MAY 10 - MAY 13, 2024

Interview | Sister’s Revenge

Script : Sister’s Revenge

Writer: Virginia Mariposa 


Ms. Mariposa, to what extent do you believe in the statement ‘Content is king’ in terms of cinema or web series/ television series?

A well told story is always paramount; however, elements such as point of view such as in films like Kurasawa’s Rashomon can be equally important, the voice and tone in Remains of the Day were more important than the plot; My Dinner with Andre used world events and tone with no content whatsoever and became a huge success. I think plot, voice, point of view, originality and other factors interact in a film to make it connect with the audience. 


Growing up, what were the stories you admired reading? What role has stories played in your life?

I love the Black Stallion series. I don’t think these stories influenced my life although I have always loved a good story and horses. Seabiscuit comes to mind.


Do you have a favorite book and a favorite film to recommend ? Perhaps something slightly underrated or less talked about according to you?

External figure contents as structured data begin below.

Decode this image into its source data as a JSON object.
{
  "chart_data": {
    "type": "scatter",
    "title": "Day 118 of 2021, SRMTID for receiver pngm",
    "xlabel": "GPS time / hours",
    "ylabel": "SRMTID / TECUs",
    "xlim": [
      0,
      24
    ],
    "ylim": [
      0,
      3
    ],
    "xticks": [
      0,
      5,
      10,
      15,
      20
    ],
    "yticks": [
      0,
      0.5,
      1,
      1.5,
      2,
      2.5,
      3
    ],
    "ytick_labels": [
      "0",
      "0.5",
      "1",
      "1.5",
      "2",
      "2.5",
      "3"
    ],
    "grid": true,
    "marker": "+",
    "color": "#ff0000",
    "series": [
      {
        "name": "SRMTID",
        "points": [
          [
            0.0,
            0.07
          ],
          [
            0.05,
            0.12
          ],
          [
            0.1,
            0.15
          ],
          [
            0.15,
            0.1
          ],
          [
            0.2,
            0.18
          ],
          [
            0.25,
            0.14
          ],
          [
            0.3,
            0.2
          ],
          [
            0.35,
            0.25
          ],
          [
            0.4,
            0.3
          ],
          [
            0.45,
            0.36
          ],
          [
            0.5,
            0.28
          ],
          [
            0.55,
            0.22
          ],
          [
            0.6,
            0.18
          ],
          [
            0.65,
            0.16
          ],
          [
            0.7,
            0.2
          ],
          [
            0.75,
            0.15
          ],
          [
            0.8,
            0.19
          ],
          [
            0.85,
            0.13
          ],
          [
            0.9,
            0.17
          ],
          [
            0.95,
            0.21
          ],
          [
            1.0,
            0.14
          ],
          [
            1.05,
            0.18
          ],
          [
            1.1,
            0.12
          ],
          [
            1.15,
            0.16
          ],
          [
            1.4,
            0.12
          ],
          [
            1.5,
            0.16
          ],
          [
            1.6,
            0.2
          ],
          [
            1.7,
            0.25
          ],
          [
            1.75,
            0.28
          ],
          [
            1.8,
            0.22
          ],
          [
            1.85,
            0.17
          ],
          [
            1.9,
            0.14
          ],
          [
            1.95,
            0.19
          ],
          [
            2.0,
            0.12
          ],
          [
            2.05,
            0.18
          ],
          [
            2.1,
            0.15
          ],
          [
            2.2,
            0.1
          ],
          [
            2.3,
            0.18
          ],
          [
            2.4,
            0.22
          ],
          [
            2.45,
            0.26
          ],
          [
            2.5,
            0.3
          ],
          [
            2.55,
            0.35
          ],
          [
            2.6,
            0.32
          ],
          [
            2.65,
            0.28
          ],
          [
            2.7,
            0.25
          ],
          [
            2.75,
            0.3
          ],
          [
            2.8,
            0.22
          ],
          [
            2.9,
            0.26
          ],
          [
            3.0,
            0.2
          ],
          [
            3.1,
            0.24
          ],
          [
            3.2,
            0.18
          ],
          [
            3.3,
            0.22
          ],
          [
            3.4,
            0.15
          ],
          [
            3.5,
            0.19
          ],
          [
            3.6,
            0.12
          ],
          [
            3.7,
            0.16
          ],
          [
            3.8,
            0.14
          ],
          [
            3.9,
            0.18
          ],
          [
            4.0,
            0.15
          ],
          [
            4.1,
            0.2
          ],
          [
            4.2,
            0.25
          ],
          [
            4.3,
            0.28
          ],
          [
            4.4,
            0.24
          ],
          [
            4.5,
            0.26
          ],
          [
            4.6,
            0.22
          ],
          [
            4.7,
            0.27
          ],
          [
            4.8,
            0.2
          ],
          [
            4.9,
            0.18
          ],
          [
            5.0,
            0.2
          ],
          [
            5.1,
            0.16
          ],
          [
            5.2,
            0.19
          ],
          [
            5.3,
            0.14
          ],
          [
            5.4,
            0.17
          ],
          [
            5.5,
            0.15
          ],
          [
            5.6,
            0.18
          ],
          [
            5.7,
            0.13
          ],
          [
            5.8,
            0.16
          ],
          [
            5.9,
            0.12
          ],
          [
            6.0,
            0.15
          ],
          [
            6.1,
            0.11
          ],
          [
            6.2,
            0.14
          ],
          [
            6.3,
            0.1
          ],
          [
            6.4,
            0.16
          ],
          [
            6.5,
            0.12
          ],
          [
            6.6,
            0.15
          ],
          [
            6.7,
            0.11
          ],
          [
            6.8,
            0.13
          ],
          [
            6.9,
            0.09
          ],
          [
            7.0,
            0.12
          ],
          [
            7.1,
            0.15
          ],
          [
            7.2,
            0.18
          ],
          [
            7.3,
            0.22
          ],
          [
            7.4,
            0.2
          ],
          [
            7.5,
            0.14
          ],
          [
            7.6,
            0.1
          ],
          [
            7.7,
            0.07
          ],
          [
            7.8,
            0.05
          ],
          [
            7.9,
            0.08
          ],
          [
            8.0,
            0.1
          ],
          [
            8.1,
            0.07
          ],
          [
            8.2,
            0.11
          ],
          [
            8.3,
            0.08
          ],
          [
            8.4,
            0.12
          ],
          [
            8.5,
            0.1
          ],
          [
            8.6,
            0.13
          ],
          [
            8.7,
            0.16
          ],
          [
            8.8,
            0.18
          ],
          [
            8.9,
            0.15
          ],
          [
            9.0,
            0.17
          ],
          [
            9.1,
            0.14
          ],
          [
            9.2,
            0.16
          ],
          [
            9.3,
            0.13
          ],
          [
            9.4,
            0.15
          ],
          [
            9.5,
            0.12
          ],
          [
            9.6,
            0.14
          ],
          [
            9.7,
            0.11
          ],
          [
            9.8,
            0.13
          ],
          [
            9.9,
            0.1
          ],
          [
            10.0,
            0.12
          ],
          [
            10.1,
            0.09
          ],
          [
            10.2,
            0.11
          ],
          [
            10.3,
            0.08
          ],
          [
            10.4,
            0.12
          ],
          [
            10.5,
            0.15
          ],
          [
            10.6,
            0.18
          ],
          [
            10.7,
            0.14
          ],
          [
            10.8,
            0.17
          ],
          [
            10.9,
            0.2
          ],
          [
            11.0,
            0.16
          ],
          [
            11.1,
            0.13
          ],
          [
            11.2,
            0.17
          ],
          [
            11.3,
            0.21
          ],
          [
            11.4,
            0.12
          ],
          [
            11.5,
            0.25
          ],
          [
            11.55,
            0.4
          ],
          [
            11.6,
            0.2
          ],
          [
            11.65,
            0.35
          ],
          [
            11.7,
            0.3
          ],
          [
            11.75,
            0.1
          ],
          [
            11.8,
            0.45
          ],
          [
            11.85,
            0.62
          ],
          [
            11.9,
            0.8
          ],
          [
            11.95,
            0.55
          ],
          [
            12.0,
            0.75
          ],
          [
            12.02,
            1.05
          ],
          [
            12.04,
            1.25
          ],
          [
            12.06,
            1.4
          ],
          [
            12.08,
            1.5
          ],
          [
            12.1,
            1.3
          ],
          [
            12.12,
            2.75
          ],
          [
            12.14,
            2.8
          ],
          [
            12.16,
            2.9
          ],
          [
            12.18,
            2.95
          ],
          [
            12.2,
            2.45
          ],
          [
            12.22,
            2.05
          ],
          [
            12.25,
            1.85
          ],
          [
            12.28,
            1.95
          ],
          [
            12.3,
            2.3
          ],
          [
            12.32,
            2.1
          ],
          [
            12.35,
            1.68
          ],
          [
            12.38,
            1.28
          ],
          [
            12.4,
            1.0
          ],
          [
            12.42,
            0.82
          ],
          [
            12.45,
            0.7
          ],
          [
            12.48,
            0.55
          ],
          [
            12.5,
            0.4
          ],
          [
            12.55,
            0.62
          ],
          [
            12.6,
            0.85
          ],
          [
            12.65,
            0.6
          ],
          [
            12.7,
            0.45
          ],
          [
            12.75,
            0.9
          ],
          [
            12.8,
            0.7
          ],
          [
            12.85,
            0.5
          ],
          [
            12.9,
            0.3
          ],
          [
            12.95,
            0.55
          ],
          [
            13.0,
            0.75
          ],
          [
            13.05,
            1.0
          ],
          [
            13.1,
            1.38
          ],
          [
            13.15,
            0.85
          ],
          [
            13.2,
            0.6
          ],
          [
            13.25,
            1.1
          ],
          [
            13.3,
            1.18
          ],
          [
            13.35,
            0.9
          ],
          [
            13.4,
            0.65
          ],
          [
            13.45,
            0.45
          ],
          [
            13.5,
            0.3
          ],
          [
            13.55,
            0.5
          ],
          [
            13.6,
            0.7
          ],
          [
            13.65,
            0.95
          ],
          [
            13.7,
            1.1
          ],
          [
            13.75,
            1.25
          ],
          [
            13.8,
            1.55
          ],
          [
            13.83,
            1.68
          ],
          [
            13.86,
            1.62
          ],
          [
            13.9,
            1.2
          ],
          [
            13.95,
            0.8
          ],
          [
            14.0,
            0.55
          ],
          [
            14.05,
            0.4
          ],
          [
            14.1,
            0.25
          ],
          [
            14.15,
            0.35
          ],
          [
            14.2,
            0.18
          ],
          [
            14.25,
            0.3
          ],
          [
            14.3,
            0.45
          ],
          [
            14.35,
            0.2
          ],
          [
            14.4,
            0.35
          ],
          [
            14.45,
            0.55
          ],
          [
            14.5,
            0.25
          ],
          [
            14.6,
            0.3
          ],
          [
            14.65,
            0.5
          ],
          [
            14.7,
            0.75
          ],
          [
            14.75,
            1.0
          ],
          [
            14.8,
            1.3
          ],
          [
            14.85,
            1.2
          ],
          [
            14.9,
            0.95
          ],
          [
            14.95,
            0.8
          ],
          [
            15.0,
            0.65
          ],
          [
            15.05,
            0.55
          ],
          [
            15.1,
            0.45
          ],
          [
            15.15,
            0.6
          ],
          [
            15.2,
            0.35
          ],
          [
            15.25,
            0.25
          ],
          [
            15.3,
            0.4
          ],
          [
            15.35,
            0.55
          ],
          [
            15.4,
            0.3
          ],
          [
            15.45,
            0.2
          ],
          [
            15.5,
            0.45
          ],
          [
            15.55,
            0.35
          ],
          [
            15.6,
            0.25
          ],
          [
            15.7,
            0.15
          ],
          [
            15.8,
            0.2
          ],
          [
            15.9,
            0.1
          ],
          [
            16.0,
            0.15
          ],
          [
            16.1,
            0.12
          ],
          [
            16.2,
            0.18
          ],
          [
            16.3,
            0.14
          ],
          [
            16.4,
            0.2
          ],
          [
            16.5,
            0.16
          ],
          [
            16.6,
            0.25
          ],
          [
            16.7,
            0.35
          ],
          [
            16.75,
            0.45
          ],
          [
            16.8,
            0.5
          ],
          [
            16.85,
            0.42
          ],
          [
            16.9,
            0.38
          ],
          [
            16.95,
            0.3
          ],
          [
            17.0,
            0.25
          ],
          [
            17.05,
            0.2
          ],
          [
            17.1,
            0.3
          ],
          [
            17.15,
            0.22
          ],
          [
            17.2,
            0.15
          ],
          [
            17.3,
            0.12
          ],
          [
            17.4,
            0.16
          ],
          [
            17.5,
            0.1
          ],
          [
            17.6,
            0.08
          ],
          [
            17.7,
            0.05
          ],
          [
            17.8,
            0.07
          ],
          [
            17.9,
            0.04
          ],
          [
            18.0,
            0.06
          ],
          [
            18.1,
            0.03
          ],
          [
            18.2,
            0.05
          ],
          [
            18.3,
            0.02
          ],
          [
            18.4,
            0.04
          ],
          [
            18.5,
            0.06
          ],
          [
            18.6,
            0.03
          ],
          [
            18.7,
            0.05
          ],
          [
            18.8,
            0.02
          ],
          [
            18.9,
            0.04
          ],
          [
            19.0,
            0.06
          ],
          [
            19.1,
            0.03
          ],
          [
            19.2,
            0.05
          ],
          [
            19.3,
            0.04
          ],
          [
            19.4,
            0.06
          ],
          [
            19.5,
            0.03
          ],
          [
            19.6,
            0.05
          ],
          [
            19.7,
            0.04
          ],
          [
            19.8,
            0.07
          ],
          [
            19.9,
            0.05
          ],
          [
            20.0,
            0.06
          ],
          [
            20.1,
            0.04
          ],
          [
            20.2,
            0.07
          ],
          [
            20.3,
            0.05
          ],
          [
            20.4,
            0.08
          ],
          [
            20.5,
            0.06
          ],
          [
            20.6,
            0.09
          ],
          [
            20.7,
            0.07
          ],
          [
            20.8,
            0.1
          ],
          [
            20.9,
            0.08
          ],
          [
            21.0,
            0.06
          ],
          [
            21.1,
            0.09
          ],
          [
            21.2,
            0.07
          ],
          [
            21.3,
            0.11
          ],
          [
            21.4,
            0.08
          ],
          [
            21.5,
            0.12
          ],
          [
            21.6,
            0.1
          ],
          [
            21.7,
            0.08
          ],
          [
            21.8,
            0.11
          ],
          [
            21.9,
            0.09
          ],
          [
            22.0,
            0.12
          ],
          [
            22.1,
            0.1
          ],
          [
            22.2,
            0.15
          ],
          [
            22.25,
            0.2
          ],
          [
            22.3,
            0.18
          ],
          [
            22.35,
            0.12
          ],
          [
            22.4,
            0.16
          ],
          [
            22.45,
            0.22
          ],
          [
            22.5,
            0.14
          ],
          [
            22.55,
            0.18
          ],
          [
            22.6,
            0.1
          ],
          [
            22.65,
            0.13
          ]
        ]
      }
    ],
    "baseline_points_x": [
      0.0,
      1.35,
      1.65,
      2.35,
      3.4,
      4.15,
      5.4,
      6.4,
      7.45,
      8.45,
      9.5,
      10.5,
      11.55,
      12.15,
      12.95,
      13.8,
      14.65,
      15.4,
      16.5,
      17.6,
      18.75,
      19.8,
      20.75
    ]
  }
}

My favorite book is Marcel Proust’s Swann’s Way, which I read in its original language. I felt it lost a lot in translation, but I may be wrong. My favorite movie(s) are Zeferelli’s Romeo and Juliet, the classic story of star-crossed lovers, and  Sir Lawrence Olivier’s Hamlet. Shakespeare was the master storyteller, and the further we get from him, underrate his works, the less interesting our stories become. I also loved The Shawshank Redemption, a movie that was originally underrated, but is now considered one of the best. There are so many great films that I’ve loved!


Revenge Drama as a genre has dominated the arena of the thespians as well as the bioscope since time immemorial. It can be traced back to the writers of revenge tragedies like Marston, Dekker and Webster. What factors do you think enabled the trope to stand the test of time? In other words, what makes the genre click?

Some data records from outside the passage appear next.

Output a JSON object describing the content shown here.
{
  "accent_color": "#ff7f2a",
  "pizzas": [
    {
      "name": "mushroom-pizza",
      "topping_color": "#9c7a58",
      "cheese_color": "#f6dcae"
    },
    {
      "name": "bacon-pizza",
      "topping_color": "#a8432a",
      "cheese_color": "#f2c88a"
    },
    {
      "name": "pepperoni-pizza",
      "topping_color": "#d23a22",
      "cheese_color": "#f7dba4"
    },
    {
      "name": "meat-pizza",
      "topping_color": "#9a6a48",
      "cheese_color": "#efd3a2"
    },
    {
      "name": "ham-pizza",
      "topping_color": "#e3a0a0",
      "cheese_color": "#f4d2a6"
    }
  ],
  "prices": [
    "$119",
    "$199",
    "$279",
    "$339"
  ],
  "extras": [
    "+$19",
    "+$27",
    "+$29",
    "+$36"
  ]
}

It’s a shared human emotion. Although I don’t recommend revenge but rather forgiveness, it enabled me to write a strong woman’s story. 


It is always interesting to know about the origin of the story. How did the story of Sister’s Revenge occur to you? Were you always intending to write something like this or was it a happy coincidence?

To tell you the truth, A Sister’s Revenge evolved from a script called Murder in the Raw that I wrote many years ago about a woman surviving being stalked by a serial killer. I rewrote the script perhaps a hundred times and ended up with A Sister’s Revenge. My own sister survived a gunpoint robbery, and although that shocked me, I was just very glad that she threw her purse at the stalker and ran away. It didn’t influence this story.


How easy or how difficult is it for a writer to carefully and at the same time dexterously arrange the sequence of events? To ensure once and for all that the narrative ties the sequences together.

In my stories, one event leads to another. I don’t storyboard. I’m what is known as an organic writer. I let inspiration be my guide.


Talk to us about the significance of a good climax in a movie like this. The intention is not to overemphasize but at the same time it must not be undermined. Don’t you think?

The climax is essential. It must fulfill the expectations created by the events in the story. If it falls flat, the audience is disappointed. The happy ending has become crucial; the early studio heads of Hollywood understood this very well and hewed to it, making billions and audiences the world over happy. 


How would you describe revenge? Do you consider it an eternal vice no matter the possible justifications around it? What makes it a useful and interesting trope in contemporary cinema?

So many people feel they have been mistreated and would like to seek revenge. It’s a universal human emotion. 


Violence is yet another interesting domain that has been diversely used by several filmmakers. Of Course they do it in their own unique ways. There is a Tarantino and then there is a Lars von Trier. How do you see it? How would you use the trope in a movie?

Violence shocks and moves the plot along. It’s the easiest kind of film to write whereas comedy requires intelligence, timing, excellent acting and a bit of genius. Violence is a crutch we lean on.


What role do you think a good story plays in contemporary cinema? Why do you think it has assumed paramount importance today?

Good story is alway important, but let’s face it, people want to see their favorite actors. A good example is A Ticket to Paradise with Julia Roberts and George Clooney which was a delightful romp in the Caribbean. The story itself wandered and seemed much less important than the stars having a blast in a beautiful setting with beautiful people.